O último livro de Britto, Formas do Nada, de 2012, é construído também ao redor de questionamentos como esses. Uma das leituras possíveis é que se trata de uma reflexão sobre a tentativa eterna de dar um sentido, uma forma, à própria existência. Ele comenta:
– É com as palavras que damos sentido à vida, mesmo sabendo que ela, em si, não tem sentido nenhum, não vem de lugar nenhum e nem vai para lugar nenhum. Mas, enquanto se está vivo, o que se faz o tempo todo é justamente transformar essas coisas informes em formas dotadas de sentido – completa.
– E qual a relação dessa busca por um sentido com essa questão de que falávamos, do desmanche?
– A forma a gente não encontra, mas constrói. A realidade em que vivemos é uma construção cultural, um construto de palavras. Mas há por trás dela uma outra realidade bruta, cega, inteiramente desprovida de sentido, que a gente sente na carne quando sofre um acidente, ou quando passa por um terremoto ou um furacão, ou simplesmente quando uma pessoa próxima de nós, cheia de vida, totalmente envolvida com o mundo, morre de repente, sem mais nem menos. Isso é uma das formas – a mais radical – do desmanche.
Duas batidas na porta da sala, nesta tarde abafada na PUC-Rio. Britto se levanta e contorna a mesa. É um aluno que chegou para orientação. Ele pede que espere alguns minutos.
– Voltando à criação literária, saiu na imprensa que você lança mais um livro no ano que vem.
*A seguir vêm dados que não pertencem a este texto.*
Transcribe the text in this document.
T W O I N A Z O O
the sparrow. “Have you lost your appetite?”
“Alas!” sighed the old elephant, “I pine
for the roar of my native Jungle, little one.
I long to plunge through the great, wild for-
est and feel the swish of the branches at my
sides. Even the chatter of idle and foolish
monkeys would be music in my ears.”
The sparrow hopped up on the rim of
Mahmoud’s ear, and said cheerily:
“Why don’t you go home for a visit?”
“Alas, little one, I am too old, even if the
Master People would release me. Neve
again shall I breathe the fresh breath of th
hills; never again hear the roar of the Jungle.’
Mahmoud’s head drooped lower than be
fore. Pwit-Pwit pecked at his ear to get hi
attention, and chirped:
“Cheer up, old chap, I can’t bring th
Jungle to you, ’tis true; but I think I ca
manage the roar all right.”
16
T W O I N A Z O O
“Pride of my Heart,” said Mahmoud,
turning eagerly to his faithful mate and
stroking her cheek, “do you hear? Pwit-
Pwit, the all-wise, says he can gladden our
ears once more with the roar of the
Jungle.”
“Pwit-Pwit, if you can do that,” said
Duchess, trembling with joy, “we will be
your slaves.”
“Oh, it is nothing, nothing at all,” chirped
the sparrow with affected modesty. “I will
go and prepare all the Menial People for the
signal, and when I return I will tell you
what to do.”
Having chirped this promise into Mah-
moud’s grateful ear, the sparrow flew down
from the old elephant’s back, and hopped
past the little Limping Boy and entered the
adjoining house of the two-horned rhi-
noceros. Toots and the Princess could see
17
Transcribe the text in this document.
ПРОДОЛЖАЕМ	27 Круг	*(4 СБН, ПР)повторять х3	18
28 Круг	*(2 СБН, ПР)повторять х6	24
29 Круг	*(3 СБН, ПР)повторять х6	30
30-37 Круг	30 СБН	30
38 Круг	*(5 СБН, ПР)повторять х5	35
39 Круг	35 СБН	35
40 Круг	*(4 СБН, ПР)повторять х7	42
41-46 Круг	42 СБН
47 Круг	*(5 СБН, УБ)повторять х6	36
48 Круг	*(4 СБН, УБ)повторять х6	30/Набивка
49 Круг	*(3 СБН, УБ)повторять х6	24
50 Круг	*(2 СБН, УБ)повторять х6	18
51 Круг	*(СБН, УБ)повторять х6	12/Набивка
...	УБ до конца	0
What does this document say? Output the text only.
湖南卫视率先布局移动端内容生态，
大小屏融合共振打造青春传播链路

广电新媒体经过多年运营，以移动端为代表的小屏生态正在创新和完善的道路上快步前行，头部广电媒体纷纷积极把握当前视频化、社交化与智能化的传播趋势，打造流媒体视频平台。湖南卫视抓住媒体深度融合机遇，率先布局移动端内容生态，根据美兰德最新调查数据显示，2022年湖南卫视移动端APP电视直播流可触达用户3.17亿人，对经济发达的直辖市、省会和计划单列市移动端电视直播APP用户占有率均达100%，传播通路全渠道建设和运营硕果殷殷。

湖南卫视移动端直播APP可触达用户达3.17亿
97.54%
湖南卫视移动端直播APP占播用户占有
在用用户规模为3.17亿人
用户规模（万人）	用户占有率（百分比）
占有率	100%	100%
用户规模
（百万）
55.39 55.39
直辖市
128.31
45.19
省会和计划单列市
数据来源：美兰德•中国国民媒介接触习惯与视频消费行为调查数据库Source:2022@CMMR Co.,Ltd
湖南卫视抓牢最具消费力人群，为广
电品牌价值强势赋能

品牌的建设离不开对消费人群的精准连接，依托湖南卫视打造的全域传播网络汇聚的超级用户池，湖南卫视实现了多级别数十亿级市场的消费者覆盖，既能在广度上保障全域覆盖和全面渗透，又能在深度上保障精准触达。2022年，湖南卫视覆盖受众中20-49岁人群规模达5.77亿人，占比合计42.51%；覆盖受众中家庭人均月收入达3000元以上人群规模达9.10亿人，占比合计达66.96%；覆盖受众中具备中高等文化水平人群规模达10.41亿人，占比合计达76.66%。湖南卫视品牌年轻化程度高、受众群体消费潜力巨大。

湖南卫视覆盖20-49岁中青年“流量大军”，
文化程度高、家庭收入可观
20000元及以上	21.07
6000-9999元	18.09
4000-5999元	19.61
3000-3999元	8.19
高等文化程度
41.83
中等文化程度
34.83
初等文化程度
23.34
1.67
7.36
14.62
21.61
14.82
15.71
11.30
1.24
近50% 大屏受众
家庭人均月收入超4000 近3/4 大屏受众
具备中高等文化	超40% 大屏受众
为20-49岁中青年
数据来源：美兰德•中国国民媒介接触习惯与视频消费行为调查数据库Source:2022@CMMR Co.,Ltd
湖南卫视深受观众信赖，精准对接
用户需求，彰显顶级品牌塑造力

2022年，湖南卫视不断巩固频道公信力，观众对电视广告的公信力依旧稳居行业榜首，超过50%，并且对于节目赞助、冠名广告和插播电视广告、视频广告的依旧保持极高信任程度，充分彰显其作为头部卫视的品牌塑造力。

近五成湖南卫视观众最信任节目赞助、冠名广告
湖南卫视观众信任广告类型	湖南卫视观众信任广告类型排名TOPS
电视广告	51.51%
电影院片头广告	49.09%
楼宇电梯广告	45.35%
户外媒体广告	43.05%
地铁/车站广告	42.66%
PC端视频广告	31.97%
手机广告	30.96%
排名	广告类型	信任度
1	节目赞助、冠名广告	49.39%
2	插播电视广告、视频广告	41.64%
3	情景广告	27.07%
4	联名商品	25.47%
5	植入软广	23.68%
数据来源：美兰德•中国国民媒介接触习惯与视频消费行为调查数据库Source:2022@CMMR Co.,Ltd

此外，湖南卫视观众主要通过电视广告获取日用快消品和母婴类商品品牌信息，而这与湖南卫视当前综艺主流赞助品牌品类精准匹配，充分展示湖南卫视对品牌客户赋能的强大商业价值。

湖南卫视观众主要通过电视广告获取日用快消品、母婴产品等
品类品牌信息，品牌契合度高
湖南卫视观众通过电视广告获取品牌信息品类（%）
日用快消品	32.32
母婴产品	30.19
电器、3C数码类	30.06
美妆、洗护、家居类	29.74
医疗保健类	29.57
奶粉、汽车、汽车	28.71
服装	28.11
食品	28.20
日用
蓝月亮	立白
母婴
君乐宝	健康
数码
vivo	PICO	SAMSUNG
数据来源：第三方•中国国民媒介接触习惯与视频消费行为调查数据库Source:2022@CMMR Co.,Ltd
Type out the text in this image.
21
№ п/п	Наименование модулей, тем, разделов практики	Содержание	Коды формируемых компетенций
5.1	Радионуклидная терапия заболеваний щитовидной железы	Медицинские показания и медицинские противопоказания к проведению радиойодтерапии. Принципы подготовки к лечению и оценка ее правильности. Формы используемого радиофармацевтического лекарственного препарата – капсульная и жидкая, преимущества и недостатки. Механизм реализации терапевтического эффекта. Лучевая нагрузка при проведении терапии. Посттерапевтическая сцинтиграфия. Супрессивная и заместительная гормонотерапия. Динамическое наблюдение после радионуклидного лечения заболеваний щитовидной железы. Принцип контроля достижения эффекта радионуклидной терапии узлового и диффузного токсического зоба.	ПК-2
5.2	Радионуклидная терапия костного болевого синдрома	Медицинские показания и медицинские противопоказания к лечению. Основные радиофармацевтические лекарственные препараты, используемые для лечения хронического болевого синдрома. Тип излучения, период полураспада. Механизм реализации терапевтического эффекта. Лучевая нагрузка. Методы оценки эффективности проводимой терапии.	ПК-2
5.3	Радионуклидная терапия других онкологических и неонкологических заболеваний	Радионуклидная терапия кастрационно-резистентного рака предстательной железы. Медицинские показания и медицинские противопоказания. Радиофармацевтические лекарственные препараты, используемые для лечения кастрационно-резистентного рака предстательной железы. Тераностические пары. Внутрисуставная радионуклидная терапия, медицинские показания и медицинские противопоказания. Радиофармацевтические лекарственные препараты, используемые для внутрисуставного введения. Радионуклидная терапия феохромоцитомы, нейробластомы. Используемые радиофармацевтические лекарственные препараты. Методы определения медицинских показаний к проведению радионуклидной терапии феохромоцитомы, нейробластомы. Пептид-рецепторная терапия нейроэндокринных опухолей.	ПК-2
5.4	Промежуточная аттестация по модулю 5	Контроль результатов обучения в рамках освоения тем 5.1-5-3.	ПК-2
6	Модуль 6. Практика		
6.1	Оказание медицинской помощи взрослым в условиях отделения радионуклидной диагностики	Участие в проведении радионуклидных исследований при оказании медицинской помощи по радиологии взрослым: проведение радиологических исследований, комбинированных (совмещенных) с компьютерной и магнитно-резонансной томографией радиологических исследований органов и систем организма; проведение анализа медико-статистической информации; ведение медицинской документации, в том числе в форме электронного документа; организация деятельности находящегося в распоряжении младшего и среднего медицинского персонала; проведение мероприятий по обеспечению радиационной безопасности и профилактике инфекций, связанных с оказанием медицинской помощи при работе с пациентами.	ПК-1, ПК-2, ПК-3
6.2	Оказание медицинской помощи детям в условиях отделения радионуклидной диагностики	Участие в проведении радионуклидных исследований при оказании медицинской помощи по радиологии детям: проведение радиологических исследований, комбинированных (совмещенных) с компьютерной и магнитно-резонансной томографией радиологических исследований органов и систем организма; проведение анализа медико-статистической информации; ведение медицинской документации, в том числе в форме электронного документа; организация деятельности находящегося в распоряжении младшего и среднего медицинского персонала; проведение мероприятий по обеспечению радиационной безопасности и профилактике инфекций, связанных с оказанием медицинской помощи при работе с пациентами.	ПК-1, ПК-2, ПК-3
– De poesias. Já está pronto. Quer dizer, quase pronto. Vou para Portugal no verão e até lá já pretendo ter ele fechado. Serão cinquenta poemas curtos.
– E o de contos?
Ele abaixa a cabeça, como se avaliando a confusão, hesita estimando a obra e diz:
– Ah, só em 2019. Não tem título definido. Está muito pequeno. Tem uns cinco ou seis prontos, estou tentando fazer mais um. Quero ver se no verão produzo mais alguma coisa. O problema é que as duas pessoas que me liam morreram, minha mulher, Santuza [em 2012], e o Antonio Carlos Viana. Eles me davam dicas… Mas agora não tenho mais a opinião deles, e eu não vou ficar pedindo às pessoas que leiam, está todo mundo atolado de trabalho. Tô meio na mão do meu editor.
– E você definiu uma temática geral para o livro de contos? Como vão ser?
– Ainda tem coisas que escrevi nos Estados Unidos. Eu vivo revisitando. O texto que abre o Paraísos Artificiais, por exemplo, era parte de uma carta que eu escrevi, o conto “O primo” era o começo de um romance escrito lá.
– Como você se dá com outros idiomas?
– Não sou bom em idiomas estrangeiros. Espanhol eu leio razoavelmente bem, francês muito mal, alemão não leio nada, e é uma ironia que o escritor que eu mais gosto escreva numa língua que eu não leio.
Pergunto como foi traduzir grandes escritores anglófonos vivos, como Thomas Pynchon, Ian McEwan, Philip Roth e Don DeLillo, e se houve interação com eles.
– O Pynchon é dificílimo, mas completamente acessível, responde a todas as minhas dúvidas. Mando tudo para a mulher dele, e o sujeito é extremamente prestativo, ele e o John Updike foram os mais prestativos. Tem uns que são difíceis. Com o Naipaul e o Philip Roth, por exemplo, não fui bem-sucedido. São pessoas enroladas, difíceis, qualquer pergunta já ficam na defensiva, acham que é uma crítica.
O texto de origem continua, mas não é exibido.